The calculated R is 0.991, which shows that the strength of the linear relationship between the experimental flow stress and predicted flow stress is very strong. The calculated AARE is 3.01%, which indicates that the prediction accuracy of the proposed two-stage constitutive model is very high and the proposed two-stage constitutive model can be used for numerical simulation of hot forging of 20Mn5 solid steel ingot.

5. Conclusions

(1)

During hot compression of 20Mn5 steel, firstly, the flow stress increases to a peak stress, and then the flow stress decreases gradually to a steady-state stress with the increase of strain.

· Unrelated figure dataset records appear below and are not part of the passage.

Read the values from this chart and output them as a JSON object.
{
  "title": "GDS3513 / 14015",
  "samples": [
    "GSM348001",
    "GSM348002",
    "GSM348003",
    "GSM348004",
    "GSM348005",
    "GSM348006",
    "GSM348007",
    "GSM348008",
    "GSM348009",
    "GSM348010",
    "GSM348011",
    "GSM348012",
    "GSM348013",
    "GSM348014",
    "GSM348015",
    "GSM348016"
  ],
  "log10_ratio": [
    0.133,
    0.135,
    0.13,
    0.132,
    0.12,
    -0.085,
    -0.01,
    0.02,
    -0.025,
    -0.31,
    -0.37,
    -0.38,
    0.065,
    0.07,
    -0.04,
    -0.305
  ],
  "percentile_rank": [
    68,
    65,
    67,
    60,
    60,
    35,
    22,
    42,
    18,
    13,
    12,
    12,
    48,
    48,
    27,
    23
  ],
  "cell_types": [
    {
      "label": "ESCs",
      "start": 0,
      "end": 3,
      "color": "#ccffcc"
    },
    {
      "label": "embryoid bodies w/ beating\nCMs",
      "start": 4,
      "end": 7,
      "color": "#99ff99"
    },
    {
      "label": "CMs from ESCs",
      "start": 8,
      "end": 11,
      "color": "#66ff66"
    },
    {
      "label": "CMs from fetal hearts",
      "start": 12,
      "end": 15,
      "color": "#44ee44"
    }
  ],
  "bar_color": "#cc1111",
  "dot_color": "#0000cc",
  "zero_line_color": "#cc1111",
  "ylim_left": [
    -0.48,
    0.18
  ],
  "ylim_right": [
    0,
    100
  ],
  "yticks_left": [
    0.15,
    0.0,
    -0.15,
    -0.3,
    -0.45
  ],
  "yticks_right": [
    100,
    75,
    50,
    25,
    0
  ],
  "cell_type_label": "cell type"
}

Peak stress does not occur at 850–1100 °C and 1/s, or at 850–900 °C and 0.1/s. At a higher temperature and lower strain rate, the peak strain, steady-state strain, peak stress, and steady-state stress are smaller.

(2)

The material constants ($\alpha$, $n$, $Q$, $A$) are calculated based on the peak stress.

(3)

A two-stage constitutive model of 20Mn5 steel is established. The related material parameters (${\epsilon }_p$, ${\epsilon }_c$, ${\sigma }_s$, ${\sigma }_{ss}$, ${\sigma }_0$, $k_2$, $n_d$, $k_d$) are determined.

(4)

The proposed constitutive model can give a good prediction of the flow stress on different temperatures, strain rates, and strains, and can be used for numerical simulation of the hot forging of a 20Mn5 solid steel ingot.